Now we know that a triangle is isosceles so its two sides will have equal length.
Therefore,
$ \Rightarrow $$AB = BC = 10cm$ ------(1)
Since, triangle ABC is right-angled at B so
$ \Rightarrow $$\angle B = {90^ \circ }$ --------(2)
 Now we know that as triangle is isosceles so its two sides will have equal length and the corresponding angles are also equal, so,
$ \Rightarrow $$\angle A = \angle C$ --------(3)
Now we know that the sum of all angles of any triangle is equal to ${180^ \circ }$.
So, also for a given triangle ABC we have the sum of all of its angles equal to ${180^ \circ }$.
$ \Rightarrow $$\angle A + \angle B + \angle C = {180^ \circ }$
Now substituting value of $\angle B$ from (2), we get,
$
 \Rightarrow \angle A + {90^ \circ } + \angle C = {180^ \circ } \\
  \Rightarrow \angle A + \angle C = {180^ \circ } - {90^ \circ } = {90^ \circ } \\
 $
Now using (3) we get
\[
 \Rightarrow \angle A + \angle A = {90^ \circ } \\
  \Rightarrow 2\angle A = {90^ \circ } \\
 \]
Now further solving this, we get,
\[\angle A = {45^ \circ }\] -------(4)
Now again from (3), we can write that
\[\angle C = \angle A = {45^ \circ }\]
Now, \[\angle C = {45^ \circ }\] -------(5)

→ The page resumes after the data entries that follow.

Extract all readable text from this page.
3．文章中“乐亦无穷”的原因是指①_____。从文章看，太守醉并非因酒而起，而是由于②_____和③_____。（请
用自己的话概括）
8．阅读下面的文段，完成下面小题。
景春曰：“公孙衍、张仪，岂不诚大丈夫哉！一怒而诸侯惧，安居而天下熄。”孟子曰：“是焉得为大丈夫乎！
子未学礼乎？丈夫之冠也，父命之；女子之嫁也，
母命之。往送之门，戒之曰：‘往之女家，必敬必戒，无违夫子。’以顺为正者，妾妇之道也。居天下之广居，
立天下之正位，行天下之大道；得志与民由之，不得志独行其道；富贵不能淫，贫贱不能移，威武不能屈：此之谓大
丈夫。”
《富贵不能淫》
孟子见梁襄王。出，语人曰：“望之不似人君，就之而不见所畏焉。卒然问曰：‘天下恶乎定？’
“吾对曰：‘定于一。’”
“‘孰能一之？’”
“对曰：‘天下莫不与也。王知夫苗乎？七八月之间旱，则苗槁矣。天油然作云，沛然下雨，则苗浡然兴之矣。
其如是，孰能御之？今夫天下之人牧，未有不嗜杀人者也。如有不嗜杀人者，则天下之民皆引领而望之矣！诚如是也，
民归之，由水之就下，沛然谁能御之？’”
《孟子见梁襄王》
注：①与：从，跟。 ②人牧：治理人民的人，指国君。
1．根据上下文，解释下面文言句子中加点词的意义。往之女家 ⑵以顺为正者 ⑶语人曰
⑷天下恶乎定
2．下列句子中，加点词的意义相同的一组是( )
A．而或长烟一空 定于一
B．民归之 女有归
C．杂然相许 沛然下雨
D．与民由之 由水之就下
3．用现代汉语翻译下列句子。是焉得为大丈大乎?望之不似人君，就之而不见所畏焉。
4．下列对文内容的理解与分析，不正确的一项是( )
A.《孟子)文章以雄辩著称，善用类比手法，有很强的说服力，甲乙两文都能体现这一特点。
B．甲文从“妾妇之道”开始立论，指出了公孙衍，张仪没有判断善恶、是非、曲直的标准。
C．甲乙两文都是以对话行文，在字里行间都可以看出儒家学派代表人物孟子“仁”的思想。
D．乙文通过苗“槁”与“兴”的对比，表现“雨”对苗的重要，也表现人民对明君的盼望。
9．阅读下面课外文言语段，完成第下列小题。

Therefore, all the three angles are $90^\circ ,45^\circ and45^\circ .$
Given, that the length of one congruent side is $10cm$
$ \Rightarrow $$AB = BC = 10cm$
Now using trigonometric ratio $\sin \theta $ which involves hypotenuse, we know that
$ \Rightarrow $$\sin \theta = \dfrac{{{\text{prependicular}}}}{{hypo.}}$
Now using the above formula of $\sin \theta $, where $\theta = \angle C$, we get
$ \Rightarrow $ $\sin \angle C = \dfrac{{{\text{prependicular}}}}{{hypo.}} = \dfrac{{AB}}{{AC}}$
Now substituting values of AB from (1) and $\angle C$ from (5), we get
$ \Rightarrow $$\sin {45^ \circ } = \dfrac{{10}}{{AC}}$
Now we know that $\sin {45^ \circ } = \dfrac{1}{{\sqrt 2 }}$, we get
$ \Rightarrow $$\dfrac{1}{{\sqrt 2 }} = \dfrac{{10}}{{AC}}$
Now we get
$ \Rightarrow $$AC = 10\sqrt 2 cm$
Therefore, the length of hypotenuse is $10\sqrt 2 cm$.

Hence option (A) is the correct answer.

Note: Alternative method to solve this question is-
We will solve the question similarly up to (2), equation.
And then we know the length of two sides of the isosceles triangle right angled at B.
Now we know Pythagoras theorem, which says that
${\left( h \right)^2} = {\left( p \right)^2} + {\left( b \right)^2}$, where $h,p,b$ are hypotenuse, perpendicular and base of the right-angled triangle.
Now using the Pythagoras theorem for triangle ABC, where $h = AC,p = AB,b = BC$, we get
$
 \Rightarrow {\left( {AC} \right)^2} = {\left( {AB} \right)^2} + {\left( {BC} \right)^2} \\
 \Rightarrow AC = \sqrt {{{\left( {AB} \right)}^2} + {{\left( {BC} \right)}^2}} \\
 $
Now substituting values of AB and BC from (1), we get
$
  \Rightarrow AC = \sqrt {{{\left( {10} \right)}^2} + {{\left( {10} \right)}^2}} \\
 \Rightarrow AC = \sqrt {100 + 100} \\
 \Rightarrow AC = \sqrt {200} \\
 \Rightarrow AC = 10\sqrt 2 cm \\
 $
Hence, we can solve this question using this method also.